# Language Model

In [49]:
import nltk

Download Brown corpus if needed

In [50]:
try:
    from nltk.corpus import brown
except:
    nltk.download('brown')
    from nltk.corpus import brown

In [4]:
' '.join(brown.words()[:20])

"The Fulton County Grand Jury said Friday an investigation of Atlanta's recent primary election produced `` no evidence '' that"

In [5]:
len(brown.words())

1161192

## Count the occurrences
We use a dictionary to store the number of occurrences for each word:

In [6]:
brown_counts = {}

In [7]:
for w in brown.words():
    if w in brown_counts:
        brown_counts[w] += 1
    else:
        brown_counts[w] = 1

In [8]:
brown_counts['be']

6344

In [9]:
brown_counts['the']

62713

## Frequency distribution using NLTK

Function nltk.FreqDist() builds a frequency distribution, that associates to each word the count of its occurrences.

In [10]:
freq_brown = nltk.FreqDist(brown.words())
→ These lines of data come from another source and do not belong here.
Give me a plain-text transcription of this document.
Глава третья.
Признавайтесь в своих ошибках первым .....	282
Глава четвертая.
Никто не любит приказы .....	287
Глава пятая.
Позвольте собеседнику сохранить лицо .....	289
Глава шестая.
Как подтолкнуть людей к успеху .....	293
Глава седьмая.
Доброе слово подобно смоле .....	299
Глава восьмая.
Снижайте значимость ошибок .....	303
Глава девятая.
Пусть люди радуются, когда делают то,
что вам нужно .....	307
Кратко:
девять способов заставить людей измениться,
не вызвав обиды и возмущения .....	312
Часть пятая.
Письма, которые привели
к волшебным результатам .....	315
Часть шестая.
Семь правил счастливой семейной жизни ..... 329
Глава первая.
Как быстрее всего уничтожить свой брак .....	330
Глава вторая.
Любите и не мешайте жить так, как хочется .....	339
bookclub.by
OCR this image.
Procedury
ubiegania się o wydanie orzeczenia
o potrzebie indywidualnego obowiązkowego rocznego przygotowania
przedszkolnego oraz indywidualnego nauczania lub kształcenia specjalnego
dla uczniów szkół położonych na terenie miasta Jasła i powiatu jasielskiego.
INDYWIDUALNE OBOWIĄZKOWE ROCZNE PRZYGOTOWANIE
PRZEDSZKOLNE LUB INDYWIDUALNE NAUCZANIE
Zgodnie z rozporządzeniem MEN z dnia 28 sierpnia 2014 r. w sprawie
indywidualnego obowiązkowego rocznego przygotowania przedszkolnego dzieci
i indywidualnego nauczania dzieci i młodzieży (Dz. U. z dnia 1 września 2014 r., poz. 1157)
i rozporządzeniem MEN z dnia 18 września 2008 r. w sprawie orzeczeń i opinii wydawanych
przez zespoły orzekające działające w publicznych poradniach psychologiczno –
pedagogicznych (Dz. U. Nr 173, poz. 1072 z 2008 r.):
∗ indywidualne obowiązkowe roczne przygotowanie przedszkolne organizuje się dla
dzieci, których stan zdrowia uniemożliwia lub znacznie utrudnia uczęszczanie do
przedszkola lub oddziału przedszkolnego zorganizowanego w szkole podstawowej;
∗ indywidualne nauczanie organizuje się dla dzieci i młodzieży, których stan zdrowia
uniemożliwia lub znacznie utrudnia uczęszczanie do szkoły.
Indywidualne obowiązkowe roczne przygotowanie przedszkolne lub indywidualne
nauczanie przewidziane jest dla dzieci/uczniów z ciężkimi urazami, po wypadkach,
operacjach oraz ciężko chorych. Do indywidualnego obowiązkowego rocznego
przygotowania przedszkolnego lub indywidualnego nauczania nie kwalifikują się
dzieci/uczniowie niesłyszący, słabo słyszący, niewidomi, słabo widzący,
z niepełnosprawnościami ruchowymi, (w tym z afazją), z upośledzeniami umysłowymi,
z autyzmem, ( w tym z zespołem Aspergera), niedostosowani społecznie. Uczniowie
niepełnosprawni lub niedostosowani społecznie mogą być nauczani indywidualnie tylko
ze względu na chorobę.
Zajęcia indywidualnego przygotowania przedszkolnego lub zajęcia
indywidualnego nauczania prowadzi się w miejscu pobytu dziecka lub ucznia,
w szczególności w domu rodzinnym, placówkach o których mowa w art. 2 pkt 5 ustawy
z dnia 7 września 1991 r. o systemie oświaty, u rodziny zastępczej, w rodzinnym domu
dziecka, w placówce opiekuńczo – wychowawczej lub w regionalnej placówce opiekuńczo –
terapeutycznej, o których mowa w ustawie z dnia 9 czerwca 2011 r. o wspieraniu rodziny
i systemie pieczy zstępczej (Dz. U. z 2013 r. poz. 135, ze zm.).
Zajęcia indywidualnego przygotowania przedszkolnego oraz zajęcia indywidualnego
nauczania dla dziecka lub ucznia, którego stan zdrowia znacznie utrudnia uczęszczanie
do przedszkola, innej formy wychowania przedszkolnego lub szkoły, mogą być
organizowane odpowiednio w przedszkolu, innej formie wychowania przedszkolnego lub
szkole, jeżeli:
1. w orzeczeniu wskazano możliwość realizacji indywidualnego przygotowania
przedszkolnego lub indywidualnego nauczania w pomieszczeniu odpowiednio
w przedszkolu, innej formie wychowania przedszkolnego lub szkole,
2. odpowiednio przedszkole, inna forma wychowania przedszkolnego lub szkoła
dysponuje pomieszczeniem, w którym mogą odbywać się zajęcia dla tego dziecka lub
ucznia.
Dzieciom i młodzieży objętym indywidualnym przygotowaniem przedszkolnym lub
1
Show the frequency of a given word

In [11]:
freq_brown['The']

7258

In [12]:
freq_brown['Fulton']

17

Show the the frequency of 20 words.
Notice that we select items 0-19 in the dictionary, which are not kept though in a specific order.

In [13]:
[word for i, word in enumerate(freq_brown) if i < 20]

['the',
 ',',
 '.',
 'of',
 'and',
 'to',
 'a',
 'in',
 'that',
 'is',
 'was',
 'for',
 '``',
 "''",
 'The',
 'with',
 'it',
 'as',
 'he',
 'his']

Show the 20 most frequent words, i.e. this time we take them ordered by frequency

In [14]:
freq_brown.most_common(20)

[('the', 62713),
 (',', 58334),
 ('.', 49346),
 ('of', 36080),
 ('and', 27915),
 ('to', 25732),
 ('a', 21881),
 ('in', 19536),
 ('that', 10237),
 ('is', 10011),
 ('was', 9777),
 ('for', 8841),
 ('``', 8837),
 ("''", 8789),
 ('The', 7258),
 ('with', 7012),
 ('it', 6723),
 ('as', 6706),
 ('he', 6566),
 ('his', 6466)]

We can do the same using the brown_counts:

In [15]:
di = brown_counts.items()

We sort the brown_counts, according to the value of the count (second element of each item, i.e. item[1]), in reverse order, i.e. highr frequency first.
We displat the first 20 items:

In [16]:
sorted(di, key=lambda item: item[1], reverse=True)[:20]

[('the', 62713),
 (',', 58334),
 ('.', 49346),
 ('of', 36080),
 ('and', 27915),
 ('to', 25732),
 ('a', 21881),
 ('in', 19536),
 ('that', 10237),
 ('is', 10011),
 ('was', 9777),
 ('for', 8841),
 ('``', 8837),
 ("''", 8789),
 ('The', 7258),
 ('with', 7012),
 ('it', 6723),
 ('as', 6706),
 ('he', 6566),
 ('his', 6466)]

## MLE Probability from counts
Compute probability estimate from counts:

In [17]:
word_count = len(brown.words())

Divide frequency by number of occurrences of words:

In [18]:
def unigram_prob(word):
    return freq_brown[word] / float(word_count)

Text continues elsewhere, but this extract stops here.